I bring these remedied disappointments up as a warning for the imagineers of the future, and those of the present who have banked on themeing a whole land around not an idea or emotion, but a singular movie (albeit a franchise, but they truly are sequels). Will this singularly of vision be the second downfall of DCA?
Look at the fine re-themeing of the Grizzly Peak area to support the continued fondness for UP which adapts a portion of the land to continue the storytelling from the film. The area maintains the autonomy necessary to allow for future plusing because it is not tied to one storyline. This same process saved DinoLand in Disney’s Animal Kingdom from being wildly outdated after Countdown to Extinction was over zealously re-tooled for the forgotten film Dinosaur.

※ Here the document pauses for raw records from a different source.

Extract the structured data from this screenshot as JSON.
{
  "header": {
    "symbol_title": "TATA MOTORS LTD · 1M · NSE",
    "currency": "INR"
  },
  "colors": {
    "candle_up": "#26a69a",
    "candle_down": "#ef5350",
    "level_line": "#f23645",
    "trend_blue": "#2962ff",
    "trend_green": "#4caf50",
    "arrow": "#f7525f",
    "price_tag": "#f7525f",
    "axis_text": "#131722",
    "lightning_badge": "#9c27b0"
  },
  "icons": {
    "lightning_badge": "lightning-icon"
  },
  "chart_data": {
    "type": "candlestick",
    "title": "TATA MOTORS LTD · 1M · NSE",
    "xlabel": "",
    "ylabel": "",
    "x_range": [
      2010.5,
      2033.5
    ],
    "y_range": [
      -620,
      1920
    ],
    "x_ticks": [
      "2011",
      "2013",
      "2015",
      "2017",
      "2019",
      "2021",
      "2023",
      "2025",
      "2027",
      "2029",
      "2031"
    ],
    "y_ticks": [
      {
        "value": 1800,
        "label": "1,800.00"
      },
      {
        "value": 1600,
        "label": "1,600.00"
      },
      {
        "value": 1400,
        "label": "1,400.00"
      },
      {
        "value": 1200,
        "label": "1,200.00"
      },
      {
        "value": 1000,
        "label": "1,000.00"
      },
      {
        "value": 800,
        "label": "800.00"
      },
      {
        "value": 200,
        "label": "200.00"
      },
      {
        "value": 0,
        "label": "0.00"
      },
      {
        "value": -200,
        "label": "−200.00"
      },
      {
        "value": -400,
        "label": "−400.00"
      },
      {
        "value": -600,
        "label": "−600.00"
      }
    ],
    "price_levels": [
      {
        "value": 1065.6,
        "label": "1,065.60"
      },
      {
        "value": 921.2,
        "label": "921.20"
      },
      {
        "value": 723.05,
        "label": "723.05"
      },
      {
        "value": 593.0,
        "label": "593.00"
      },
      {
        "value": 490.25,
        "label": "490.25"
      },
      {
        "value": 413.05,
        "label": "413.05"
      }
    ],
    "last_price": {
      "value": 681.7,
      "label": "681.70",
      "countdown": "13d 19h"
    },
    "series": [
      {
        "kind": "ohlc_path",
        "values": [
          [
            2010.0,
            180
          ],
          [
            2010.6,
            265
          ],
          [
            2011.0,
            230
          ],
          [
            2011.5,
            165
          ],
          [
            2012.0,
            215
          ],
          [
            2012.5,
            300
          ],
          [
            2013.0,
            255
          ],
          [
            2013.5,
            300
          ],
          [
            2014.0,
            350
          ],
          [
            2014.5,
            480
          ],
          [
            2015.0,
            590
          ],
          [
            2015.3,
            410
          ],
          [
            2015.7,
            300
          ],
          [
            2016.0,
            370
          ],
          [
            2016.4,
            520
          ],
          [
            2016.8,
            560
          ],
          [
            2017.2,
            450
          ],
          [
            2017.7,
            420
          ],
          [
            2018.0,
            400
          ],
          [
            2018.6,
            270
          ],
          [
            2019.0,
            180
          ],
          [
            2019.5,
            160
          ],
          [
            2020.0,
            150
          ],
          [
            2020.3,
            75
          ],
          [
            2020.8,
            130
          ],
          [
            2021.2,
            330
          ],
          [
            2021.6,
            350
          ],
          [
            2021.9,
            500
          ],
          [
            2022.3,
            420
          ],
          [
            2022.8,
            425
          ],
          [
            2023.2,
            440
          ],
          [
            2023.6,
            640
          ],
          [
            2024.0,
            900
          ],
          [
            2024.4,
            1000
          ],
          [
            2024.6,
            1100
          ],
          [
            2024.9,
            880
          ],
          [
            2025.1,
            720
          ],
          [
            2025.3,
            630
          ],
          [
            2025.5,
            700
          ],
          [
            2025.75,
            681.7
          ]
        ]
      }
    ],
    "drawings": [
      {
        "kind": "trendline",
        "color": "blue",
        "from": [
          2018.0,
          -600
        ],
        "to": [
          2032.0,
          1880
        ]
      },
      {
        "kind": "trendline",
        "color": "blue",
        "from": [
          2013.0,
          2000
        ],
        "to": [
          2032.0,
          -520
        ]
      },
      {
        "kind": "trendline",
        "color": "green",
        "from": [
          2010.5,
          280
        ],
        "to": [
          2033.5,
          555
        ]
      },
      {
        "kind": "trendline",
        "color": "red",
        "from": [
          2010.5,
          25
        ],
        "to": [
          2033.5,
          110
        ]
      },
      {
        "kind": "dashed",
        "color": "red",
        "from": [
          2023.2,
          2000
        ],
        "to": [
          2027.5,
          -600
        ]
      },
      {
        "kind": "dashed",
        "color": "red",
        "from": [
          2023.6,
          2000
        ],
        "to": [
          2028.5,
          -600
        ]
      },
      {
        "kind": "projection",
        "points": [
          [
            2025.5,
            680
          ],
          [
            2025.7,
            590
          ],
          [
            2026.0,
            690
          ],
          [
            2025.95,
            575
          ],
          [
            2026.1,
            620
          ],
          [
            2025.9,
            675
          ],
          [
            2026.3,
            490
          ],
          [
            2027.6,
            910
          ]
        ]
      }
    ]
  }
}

While I marvel at the rock work and craftsmanship of the new Carsland I worry that it may be the west coast’s version of the now reduced princess emphasis of the new Fantasyland. Does creating a whole land around one story reduce the land’s appeal and market? Where does the park go in the future to expand, enhance, and adapt the offerings? Can we imagine if instead of making a New Orleans Square Walt went all out in focusing on Pirate of the Caribbean by developing the whole land as an expansion of popular ride (Walt passed away before the attraction was completed, but was well aware of the growing excitement for it)? If Disney is recreating whole worlds around their most successful movies can I have my Cherry Tree Lane?
I wish today’s events lots of luck, if only because of my own enthusiasm for California to experience the quaint joy of Buena Visita Street that Disney’s Hollywood Studios has appreciated for years, and for Carsland’s re invigoration of imagineers’ care and precision.